VedalAI / neuro-amongus

Among Us Plugin for Neuro-sama
GNU General Public License v3.0
531 stars 50 forks source link

Speed up conversion to nn format #72

Closed owobred closed 1 year ago

owobred commented 1 year ago

This speeds up get_x for Game objects by avoiding recomputing the x values for each point in the window.

Comparision

I've provided a small benchmark on a 2MB file with ~1700 frames, which should hopefully be relatively representative.

Existing version

(neuro-amongus-py3.11) bred@fluff:~/amongie/neuro-amongus$ python AI/test.py 
Parsing: recordings/1684614514.gymbag2
Updating game data
Saving: recordings/decoded/1684614514.pickle
Converting to neural network format...
Conversion took 14.9826s
Saving neural network format...

New version

(neuro-amongus-py3.11) bred@fluff:~/amongie/neuro-amongus$ python AI/test.py 
Parsing: recordings/1684614514.gymbag2
Updating game data
Saving: recordings/decoded/1684614514.pickle
Converting to neural network format...
Conversion took 3.3117s
Saving neural network format...

This version is 4.5x (~11 seconds) faster than the original version.

Mild sanity check

This version produces a file in recordings/data/1684614514.pickle with an md5 that is identical to the hash of the file produced by the original version.

owobred commented 1 year ago

I've also toyed with this in the pad_list function, and gotten ~1 second of speedup on top of the other spedups by avoiding re-evaluating the padding values.

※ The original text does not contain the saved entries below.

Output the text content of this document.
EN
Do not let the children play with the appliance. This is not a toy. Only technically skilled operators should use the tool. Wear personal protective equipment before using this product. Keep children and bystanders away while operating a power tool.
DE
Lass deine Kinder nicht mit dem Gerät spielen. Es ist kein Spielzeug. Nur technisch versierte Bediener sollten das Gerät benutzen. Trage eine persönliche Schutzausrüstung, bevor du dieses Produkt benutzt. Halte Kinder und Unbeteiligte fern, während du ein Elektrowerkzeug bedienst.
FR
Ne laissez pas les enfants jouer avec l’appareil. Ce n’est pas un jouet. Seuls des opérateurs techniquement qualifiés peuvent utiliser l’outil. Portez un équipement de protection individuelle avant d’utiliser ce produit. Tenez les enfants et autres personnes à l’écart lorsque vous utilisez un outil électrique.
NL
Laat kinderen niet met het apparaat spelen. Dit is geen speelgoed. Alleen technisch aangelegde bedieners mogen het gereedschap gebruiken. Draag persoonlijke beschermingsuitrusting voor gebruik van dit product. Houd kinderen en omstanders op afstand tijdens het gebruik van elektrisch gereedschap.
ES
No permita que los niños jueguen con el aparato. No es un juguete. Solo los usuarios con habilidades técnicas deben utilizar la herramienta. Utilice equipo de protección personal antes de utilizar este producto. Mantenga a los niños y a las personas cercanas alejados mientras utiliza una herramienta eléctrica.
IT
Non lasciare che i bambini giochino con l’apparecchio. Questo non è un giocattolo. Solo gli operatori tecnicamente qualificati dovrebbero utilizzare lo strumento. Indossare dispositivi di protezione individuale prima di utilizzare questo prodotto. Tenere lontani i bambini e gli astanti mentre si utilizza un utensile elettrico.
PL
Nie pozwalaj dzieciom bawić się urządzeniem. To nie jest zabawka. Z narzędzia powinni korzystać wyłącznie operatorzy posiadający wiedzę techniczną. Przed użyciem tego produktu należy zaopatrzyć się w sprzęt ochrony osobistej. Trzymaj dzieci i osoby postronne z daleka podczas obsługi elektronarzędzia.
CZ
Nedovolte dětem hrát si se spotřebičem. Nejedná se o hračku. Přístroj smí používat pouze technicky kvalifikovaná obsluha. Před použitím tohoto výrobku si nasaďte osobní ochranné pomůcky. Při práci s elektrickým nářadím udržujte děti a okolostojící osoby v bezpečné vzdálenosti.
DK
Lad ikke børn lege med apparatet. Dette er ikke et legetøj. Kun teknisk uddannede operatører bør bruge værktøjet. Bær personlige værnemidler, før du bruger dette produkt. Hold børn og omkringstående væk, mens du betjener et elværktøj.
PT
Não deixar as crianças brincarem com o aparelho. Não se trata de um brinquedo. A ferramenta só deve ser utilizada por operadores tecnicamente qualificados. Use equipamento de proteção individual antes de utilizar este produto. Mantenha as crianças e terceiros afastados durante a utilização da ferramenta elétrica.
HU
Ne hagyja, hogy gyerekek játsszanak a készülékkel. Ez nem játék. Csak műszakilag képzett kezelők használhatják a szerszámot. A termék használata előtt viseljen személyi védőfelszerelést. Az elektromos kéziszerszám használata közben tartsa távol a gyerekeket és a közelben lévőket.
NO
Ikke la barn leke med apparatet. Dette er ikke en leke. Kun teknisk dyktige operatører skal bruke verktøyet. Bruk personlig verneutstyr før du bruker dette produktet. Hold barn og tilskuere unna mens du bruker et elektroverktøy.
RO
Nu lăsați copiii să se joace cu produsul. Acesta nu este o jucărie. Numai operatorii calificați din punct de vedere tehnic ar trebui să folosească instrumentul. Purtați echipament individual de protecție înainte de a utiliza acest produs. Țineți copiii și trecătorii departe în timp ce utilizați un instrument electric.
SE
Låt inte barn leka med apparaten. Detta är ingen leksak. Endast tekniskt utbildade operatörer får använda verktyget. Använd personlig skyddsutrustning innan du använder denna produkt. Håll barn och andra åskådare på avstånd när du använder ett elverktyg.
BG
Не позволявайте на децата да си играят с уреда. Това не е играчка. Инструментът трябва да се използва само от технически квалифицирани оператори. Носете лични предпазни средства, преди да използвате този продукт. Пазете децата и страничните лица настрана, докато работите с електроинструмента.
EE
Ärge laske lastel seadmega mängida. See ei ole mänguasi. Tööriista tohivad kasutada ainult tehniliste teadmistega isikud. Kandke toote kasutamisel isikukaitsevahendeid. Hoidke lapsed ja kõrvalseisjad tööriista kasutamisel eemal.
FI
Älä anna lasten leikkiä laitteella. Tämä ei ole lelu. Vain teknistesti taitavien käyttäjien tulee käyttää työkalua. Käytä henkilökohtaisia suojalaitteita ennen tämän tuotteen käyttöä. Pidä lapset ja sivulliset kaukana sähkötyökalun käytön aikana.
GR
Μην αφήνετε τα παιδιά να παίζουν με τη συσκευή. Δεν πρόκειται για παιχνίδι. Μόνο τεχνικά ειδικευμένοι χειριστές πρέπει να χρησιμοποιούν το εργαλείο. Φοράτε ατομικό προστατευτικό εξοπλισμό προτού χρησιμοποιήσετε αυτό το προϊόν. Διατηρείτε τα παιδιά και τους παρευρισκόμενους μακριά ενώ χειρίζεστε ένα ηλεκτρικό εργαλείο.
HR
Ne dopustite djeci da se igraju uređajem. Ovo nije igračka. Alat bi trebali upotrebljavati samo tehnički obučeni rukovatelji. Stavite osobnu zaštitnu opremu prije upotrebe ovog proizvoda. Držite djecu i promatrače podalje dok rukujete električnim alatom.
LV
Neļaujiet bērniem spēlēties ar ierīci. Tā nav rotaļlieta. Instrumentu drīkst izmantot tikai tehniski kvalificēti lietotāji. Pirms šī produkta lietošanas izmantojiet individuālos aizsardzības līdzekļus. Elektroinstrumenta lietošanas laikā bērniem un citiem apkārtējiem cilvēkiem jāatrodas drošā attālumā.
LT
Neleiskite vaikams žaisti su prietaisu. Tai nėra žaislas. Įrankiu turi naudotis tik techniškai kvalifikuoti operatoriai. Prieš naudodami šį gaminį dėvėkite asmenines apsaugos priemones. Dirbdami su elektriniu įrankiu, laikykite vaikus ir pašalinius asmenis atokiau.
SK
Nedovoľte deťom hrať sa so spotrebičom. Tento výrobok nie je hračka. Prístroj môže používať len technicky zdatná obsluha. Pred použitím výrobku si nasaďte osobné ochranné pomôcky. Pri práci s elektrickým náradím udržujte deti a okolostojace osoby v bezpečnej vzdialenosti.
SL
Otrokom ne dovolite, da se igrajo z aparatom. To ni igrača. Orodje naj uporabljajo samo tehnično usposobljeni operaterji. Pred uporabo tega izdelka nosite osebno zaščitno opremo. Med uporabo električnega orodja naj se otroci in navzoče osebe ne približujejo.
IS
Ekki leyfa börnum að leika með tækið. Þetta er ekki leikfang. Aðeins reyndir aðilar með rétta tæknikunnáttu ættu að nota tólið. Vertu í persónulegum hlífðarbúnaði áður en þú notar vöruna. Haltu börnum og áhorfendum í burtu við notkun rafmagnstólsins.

These two lines can have the default calculated before looping, though I haven't checked to ensure its identical to the original yet. https://github.com/VedalAI/neuro-amongus/blob/main/AI/data/proto_defaults.py#L55 https://github.com/VedalAI/neuro-amongus/blob/main/AI/data/proto_defaults.py#L66

owobred commented 1 year ago

I've added some speedups that affect a bit more of the codebase at https://github.com/owobred/neuro-amongus/pull/1, and wanted to get a quick thumbs up before adding them. This provides the same hash between what I'm looking to add to this pr and what's currently in this pr.

Willing to ditch these changes if they're too much of a hassle, but i couldn't find any obvious improvements beyond this point.💖

p.s. the times in the linked pr are slower than the ones in this pr, but only because I'm using a different device (laptop on battery with cpu limited to 50%). If you want to convert times from that pr to times in this pr, you can roughly half the times.

edit: Alex had a look at these other changes, the major speedup breaks existing behaviour and the other speedup is only ~0.4s, which is super low compared to the other time consuming parts of this.